Recent oordeelde het Gerechtshof in Amsterdam over een vaststellingsovereenkomst die was gesloten tussen een in Luxemburg gevestigde financiële onderneming en de in Nederland wonende wederpartij. De partijen hadden een geschil over een effectenrekening en over een door een Nederlandse tussenpersoon verstrekt beleggingsadvies. De Nederlandse partij leed forse schade. Daarvoor stelde de Nederlandse partij (onder meer) de Luxemburgse onderneming aansprakelijk. De Nederlandse tussenpersoon, die de Nederlandse partij voorzag van vermogensbeheer en beleggingsadvies, werd ook aansprakelijk gesteld maar ging failliet.

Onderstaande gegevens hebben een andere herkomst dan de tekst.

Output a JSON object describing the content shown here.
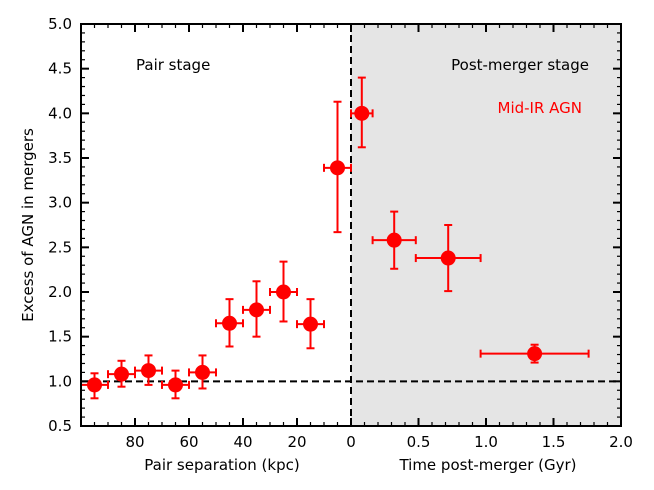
{
  "chart_data": {
    "type": "scatter",
    "ylabel": "Excess of AGN in mergers",
    "xlabel_left": "Pair separation (kpc)",
    "xlabel_right": "Time post-merger (Gyr)",
    "ylim": [
      0.5,
      5.0
    ],
    "yticks": [
      "0.5",
      "1.0",
      "1.5",
      "2.0",
      "2.5",
      "3.0",
      "3.5",
      "4.0",
      "4.5",
      "5.0"
    ],
    "pair_xlim": [
      100,
      0
    ],
    "pair_xticks": [
      "80",
      "60",
      "40",
      "20",
      "0"
    ],
    "post_xlim": [
      0,
      2.0
    ],
    "post_xticks": [
      "0.5",
      "1.0",
      "1.5",
      "2.0"
    ],
    "reference_line_y": 1.0,
    "annotations": {
      "pair_stage": "Pair stage",
      "post_stage": "Post-merger stage",
      "series_label": "Mid-IR AGN"
    },
    "series": [
      {
        "name": "Mid-IR AGN",
        "color": "#ff0000",
        "pair_points": [
          {
            "sep": 95,
            "y": 0.96,
            "xerr": 5,
            "ylo": 0.15,
            "yhi": 0.13
          },
          {
            "sep": 85,
            "y": 1.08,
            "xerr": 5,
            "ylo": 0.14,
            "yhi": 0.15
          },
          {
            "sep": 75,
            "y": 1.12,
            "xerr": 5,
            "ylo": 0.16,
            "yhi": 0.17
          },
          {
            "sep": 65,
            "y": 0.96,
            "xerr": 5,
            "ylo": 0.15,
            "yhi": 0.16
          },
          {
            "sep": 55,
            "y": 1.1,
            "xerr": 5,
            "ylo": 0.18,
            "yhi": 0.19
          },
          {
            "sep": 45,
            "y": 1.65,
            "xerr": 5,
            "ylo": 0.26,
            "yhi": 0.27
          },
          {
            "sep": 35,
            "y": 1.8,
            "xerr": 5,
            "ylo": 0.3,
            "yhi": 0.32
          },
          {
            "sep": 25,
            "y": 2.0,
            "xerr": 5,
            "ylo": 0.33,
            "yhi": 0.34
          },
          {
            "sep": 15,
            "y": 1.64,
            "xerr": 5,
            "ylo": 0.27,
            "yhi": 0.28
          },
          {
            "sep": 5,
            "y": 3.39,
            "xerr": 5,
            "ylo": 0.72,
            "yhi": 0.74
          }
        ],
        "post_points": [
          {
            "t": 0.08,
            "y": 4.0,
            "xerr": 0.08,
            "ylo": 0.38,
            "yhi": 0.4
          },
          {
            "t": 0.32,
            "y": 2.58,
            "xerr": 0.16,
            "ylo": 0.32,
            "yhi": 0.32
          },
          {
            "t": 0.72,
            "y": 2.38,
            "xerr": 0.24,
            "ylo": 0.37,
            "yhi": 0.37
          },
          {
            "t": 1.36,
            "y": 1.31,
            "xerr": 0.4,
            "ylo": 0.1,
            "yhi": 0.1
          }
        ]
      }
    ]
  }
}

De Luxemburgse onderneming en de Nederlandse partij schreven enkele brieven aan elkaar waarin een beëindiging van het geschil op basis van finale kwijting zou kunnen worden gelezen. De Nederlandse partij startte een procedure om schadevergoeding te ontvangen van de Luxemburgse onderneming. De rechtbank wees de vordering tot schadevergoeding af. De zaak werd door de Nederlandse partij vervolgens voorgelegd aan het Gerechtshof ter beoordeling.
Internationale aspecten
Ondanks dat de rechtbank reeds een vonnis had gewezen op basis van Nederlands recht, overwoog het Gerechtshof dat de zaak internationale aspecten bevatte. Daardoor diende zij eerst ambtshalve te beoordelen welk recht op de kwestie van toepassing is.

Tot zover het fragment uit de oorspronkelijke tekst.